When you consolidate your bills you show signs of not being very good with credit. Creditors see this as an inability to pay your bills even though you are still making payments on them. This will affect your credit score. How badly it will affect has to do on a number of factors such as the amount you consolidate, the number of payments you consolidate, etc.

Once you consolidate your bills you should also be aware that you are unable to use any credit that you still have for instance if you consolidate a credit card with $300 available on it you will not be allowed to use the card to spend the $300. Most consolidate companies will also close your account once they are paid off. You will not be allowed to retain any credit that you previously had consolidated. Once a bill is paid off and the account closed the consolidation company will either put that amount toward another of your bills or you payment will be dropped.
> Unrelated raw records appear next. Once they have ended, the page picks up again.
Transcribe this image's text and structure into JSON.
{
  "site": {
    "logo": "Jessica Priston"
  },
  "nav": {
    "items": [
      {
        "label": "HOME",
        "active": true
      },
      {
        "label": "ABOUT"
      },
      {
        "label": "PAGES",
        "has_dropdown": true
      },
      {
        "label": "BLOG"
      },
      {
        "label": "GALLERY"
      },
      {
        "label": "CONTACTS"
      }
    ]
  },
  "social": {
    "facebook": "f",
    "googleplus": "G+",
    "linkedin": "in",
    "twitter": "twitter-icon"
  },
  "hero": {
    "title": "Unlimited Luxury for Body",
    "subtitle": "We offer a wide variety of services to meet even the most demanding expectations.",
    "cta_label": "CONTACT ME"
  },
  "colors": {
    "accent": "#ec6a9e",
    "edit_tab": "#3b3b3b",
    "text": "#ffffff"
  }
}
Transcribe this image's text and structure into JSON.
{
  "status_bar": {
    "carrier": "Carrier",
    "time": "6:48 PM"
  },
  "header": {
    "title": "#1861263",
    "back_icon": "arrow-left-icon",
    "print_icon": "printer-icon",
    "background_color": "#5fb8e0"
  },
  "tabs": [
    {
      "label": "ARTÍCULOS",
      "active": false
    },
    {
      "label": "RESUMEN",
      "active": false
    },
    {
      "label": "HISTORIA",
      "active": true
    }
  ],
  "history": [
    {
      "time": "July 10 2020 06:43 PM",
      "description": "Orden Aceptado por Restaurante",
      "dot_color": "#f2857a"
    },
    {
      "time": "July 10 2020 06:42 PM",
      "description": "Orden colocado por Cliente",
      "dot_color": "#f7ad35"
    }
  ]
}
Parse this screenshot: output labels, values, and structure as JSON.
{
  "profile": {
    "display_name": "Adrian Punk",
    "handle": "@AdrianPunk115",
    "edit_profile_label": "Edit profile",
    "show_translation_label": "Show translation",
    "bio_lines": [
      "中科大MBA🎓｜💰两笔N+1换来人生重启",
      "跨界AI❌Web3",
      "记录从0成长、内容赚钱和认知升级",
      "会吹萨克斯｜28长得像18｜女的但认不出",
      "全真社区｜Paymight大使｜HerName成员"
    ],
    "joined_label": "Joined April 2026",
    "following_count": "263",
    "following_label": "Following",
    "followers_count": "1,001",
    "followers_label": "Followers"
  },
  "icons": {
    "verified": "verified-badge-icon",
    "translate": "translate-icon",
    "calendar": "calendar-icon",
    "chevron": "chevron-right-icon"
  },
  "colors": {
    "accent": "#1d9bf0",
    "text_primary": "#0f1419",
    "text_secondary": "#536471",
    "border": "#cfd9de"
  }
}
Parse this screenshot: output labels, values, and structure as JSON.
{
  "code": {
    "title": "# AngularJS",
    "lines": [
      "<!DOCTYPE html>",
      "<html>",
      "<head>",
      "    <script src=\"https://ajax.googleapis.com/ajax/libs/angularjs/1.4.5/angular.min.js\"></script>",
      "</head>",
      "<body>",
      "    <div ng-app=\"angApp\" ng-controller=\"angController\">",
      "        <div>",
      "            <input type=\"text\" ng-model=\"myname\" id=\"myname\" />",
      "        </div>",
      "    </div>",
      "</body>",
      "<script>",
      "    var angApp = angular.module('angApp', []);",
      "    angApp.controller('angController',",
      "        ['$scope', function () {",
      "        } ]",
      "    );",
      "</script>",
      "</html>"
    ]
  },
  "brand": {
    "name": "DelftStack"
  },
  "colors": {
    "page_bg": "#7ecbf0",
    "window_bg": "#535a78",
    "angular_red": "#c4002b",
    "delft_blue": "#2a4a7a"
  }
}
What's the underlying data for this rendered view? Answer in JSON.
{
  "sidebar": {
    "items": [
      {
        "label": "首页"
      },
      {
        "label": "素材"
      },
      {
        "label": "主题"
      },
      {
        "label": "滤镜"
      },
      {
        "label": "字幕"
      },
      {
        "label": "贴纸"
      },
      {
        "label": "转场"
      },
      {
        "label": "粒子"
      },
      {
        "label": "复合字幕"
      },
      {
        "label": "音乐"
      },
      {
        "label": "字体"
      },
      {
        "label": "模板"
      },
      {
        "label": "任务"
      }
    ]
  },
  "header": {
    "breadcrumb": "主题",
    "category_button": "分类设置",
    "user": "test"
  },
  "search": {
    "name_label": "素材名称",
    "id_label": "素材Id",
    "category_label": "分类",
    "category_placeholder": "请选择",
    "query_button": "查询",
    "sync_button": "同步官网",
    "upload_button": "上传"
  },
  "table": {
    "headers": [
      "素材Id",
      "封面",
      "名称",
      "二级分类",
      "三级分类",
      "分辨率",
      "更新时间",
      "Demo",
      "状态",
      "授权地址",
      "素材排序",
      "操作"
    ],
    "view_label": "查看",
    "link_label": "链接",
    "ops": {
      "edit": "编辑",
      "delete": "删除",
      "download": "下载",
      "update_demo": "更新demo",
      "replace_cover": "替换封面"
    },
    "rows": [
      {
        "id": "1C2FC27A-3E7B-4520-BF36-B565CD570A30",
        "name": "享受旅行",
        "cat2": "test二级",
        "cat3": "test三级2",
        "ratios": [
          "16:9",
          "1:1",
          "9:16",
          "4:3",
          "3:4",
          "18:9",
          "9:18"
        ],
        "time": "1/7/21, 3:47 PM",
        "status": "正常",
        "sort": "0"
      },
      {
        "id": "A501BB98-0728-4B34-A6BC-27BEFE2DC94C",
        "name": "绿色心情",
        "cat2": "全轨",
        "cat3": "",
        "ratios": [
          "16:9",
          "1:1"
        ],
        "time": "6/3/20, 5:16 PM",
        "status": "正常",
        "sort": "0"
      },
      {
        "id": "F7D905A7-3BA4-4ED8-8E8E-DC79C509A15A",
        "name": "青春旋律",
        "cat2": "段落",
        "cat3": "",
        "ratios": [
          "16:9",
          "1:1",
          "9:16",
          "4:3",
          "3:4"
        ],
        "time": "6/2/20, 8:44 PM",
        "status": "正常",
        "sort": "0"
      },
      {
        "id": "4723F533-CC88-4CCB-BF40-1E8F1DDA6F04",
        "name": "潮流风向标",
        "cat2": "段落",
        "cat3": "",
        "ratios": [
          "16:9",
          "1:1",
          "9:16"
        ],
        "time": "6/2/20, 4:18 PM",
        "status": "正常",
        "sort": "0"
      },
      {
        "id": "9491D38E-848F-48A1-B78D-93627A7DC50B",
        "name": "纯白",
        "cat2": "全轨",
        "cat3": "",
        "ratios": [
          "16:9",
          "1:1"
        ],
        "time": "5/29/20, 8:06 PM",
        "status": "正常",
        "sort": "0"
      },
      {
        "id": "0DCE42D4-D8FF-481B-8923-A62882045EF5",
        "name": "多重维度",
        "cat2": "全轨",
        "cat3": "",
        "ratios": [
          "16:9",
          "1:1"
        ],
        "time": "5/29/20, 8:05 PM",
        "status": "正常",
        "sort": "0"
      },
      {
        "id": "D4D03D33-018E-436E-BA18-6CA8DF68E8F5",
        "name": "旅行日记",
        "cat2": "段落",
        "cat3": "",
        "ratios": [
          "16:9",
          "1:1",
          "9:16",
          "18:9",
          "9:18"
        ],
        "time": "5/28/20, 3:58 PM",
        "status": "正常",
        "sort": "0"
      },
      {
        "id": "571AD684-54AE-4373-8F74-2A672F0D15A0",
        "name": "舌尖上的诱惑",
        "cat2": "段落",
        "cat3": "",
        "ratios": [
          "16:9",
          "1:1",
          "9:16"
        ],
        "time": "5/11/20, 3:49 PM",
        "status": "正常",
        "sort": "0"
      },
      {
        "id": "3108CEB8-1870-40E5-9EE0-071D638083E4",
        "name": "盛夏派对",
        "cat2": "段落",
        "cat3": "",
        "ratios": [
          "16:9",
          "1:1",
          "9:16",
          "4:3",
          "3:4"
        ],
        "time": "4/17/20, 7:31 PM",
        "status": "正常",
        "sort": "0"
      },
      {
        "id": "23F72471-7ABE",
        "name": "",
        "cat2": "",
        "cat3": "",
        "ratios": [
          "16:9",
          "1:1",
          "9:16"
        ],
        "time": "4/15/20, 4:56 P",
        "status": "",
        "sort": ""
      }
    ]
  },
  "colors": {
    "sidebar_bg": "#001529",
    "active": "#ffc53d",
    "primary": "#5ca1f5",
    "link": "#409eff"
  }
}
Despite how good consolidation companies make their service sound it is something that should only be considered if you can not make your bills. The look on the outside is bright and sunshiny but the outcome is much more dark and cloudy. Yes, you may be able to pay off your debt cheaper and sooner but you lose any credit that you have built up. Once you have all your bills paid off you will have to again establish any credit you may need and it may not be as easy as you think. You will be considered a credit risk meaning you may have to start back out exactly where you was when you first got any credit at all and work your way back up.

Once you do begin to get credit back it is very important to not let yourself make the same mistake twice. Only get one credit card and only use it for stuff you need. Pay it off if possible each month. Closely watch how you budget your money to avoid over stepping what you can pay each month. A good rule of thumb to go buy is this: if you are married one either yours or your spouses checks should be able to cover your biggest payment most of the time your home, the rest of the income should be able to cover your other bills plus food, gas, and insurance with money left over. This way you know that you can pay what you have. I know this generally does not happen but do not let yourself get into debt where that no matter what is coming in you are behind. If you do you will soon be seeking the service of another consolidation specialist for our debt solutions.